2004年ゴールデンウィーク、昨年の三浦半島大楠山に続いてのチワ登山企画として、5月2日に山梨県清里の飯盛(めしもり)山(標高1,643m)に登ってきました。

天気にも恵まれ、はるか残雪を頂く八ヶ岳を望みながら無事に2人+1匹で手軽な登山を楽しむことができました。チワワとアウトドアを楽しみたい方の参考にでもなれば幸いです。





飯盛山の所在地は超有名リゾートである清里、よって首都圏からのアクセスは一般的には中央自動車道となるが、ゴールデンウィークにそんな正攻法で行ったら日が暮れてしまう。よって、今回は我々がよく使用する裏ルートである秩父・中津川林道経由で向かうことにした。

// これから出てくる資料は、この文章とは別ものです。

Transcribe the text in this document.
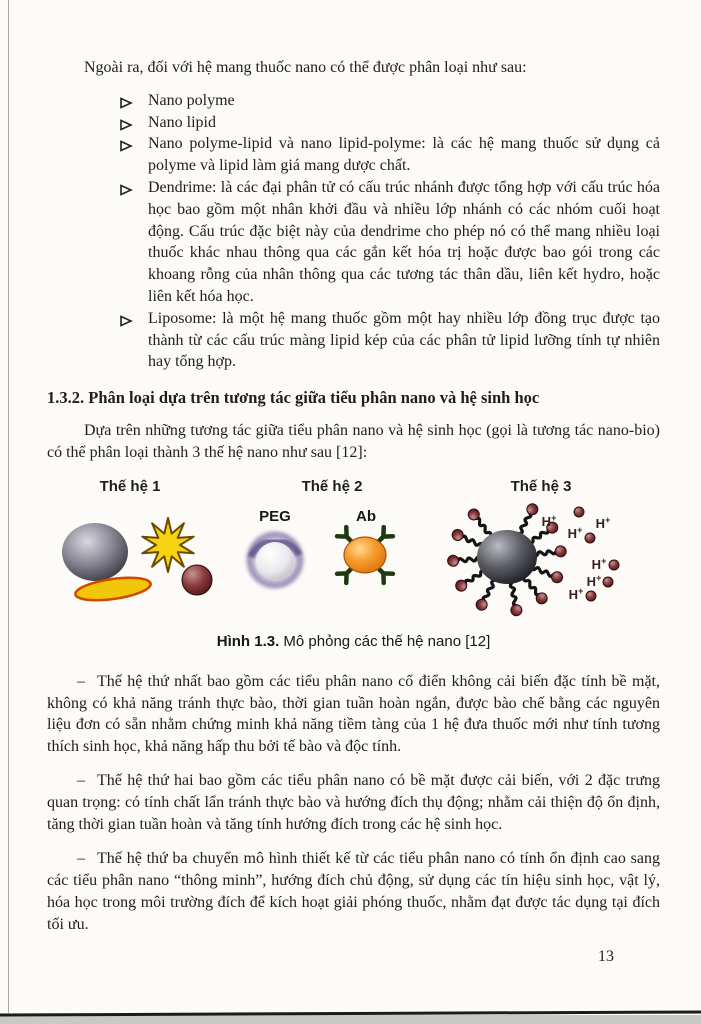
Ngoài ra, đối với hệ mang thuốc nano có thể được phân loại như sau:

Nano polyme
Nano lipid
Nano polyme-lipid và nano lipid-polyme: là các hệ mang thuốc sử dụng cả polyme và lipid làm giá mang dược chất.
Dendrime: là các đại phân tử có cấu trúc nhánh được tổng hợp với cấu trúc hóa học bao gồm một nhân khởi đầu và nhiều lớp nhánh có các nhóm cuối hoạt động. Cấu trúc đặc biệt này của dendrime cho phép nó có thể mang nhiều loại thuốc khác nhau thông qua các gắn kết hóa trị hoặc được bao gói trong các khoang rỗng của nhân thông qua các tương tác thân dầu, liên kết hydro, hoặc liên kết hóa học.
Liposome: là một hệ mang thuốc gồm một hay nhiều lớp đồng trục được tạo thành từ các cấu trúc màng lipid kép của các phân tử lipid lưỡng tính tự nhiên hay tổng hợp.
1.3.2. Phân loại dựa trên tương tác giữa tiểu phân nano và hệ sinh học

Dựa trên những tương tác giữa tiểu phân nano và hệ sinh học (gọi là tương tác nano-bio) có thể phân loại thành 3 thế hệ nano như sau [12]:

Thế hệ 1	Thế hệ 2	Thế hệ 3
PEG	Ab	H+
H+ H+
H+
H+
H+
Hình 1.3. Mô phỏng các thế hệ nano [12]

– Thế hệ thứ nhất bao gồm các tiểu phân nano cổ điển không cải biến đặc tính bề mặt, không có khả năng tránh thực bào, thời gian tuần hoàn ngắn, được bào chế bằng các nguyên liệu đơn có sẵn nhằm chứng minh khả năng tiềm tàng của 1 hệ đưa thuốc mới như tính tương thích sinh học, khả năng hấp thu bởi tế bào và độc tính.

– Thế hệ thứ hai bao gồm các tiểu phân nano có bề mặt được cải biến, với 2 đặc trưng quan trọng: có tính chất lẩn tránh thực bào và hướng đích thụ động; nhằm cải thiện độ ổn định, tăng thời gian tuần hoàn và tăng tính hướng đích trong các hệ sinh học.

– Thế hệ thứ ba chuyển mô hình thiết kế từ các tiểu phân nano có tính ổn định cao sang các tiểu phân nano “thông minh”, hướng đích chủ động, sử dụng các tín hiệu sinh học, vật lý, hóa học trong môi trường đích để kích hoạt giải phóng thuốc, nhằm đạt được tác dụng tại đích tối ưu.

13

最近夜更かしがひどい私は前夜も0100過ぎ就寝、睡眠時間は正味4時間ちょっとである。予想では行きに6時間強、帰りはさすがに中央道or甲州街道経由を予定しているので(中津川林道は夜間通行止め)、渋滞を考えるとその日のうちに帰ってこれるかどうかという行程である。その昔はこの位の事は無茶ともいえないものだったが、体力の衰えも感じつつある昨今、果たして体は持つのか!?ということで、0500過ぎに起床しジャスト0530自宅をスタート。連休だというのにガラ空きの青梅街道を西へ。新青梅街道―箱根ヶ崎で岩蔵街道へ―岩蔵温泉―飯能より国道299号と走り、秩父市街に入ったのが0800過ぎ。ここで右折し、国道140号で大滝―右折して中津川林道に至る。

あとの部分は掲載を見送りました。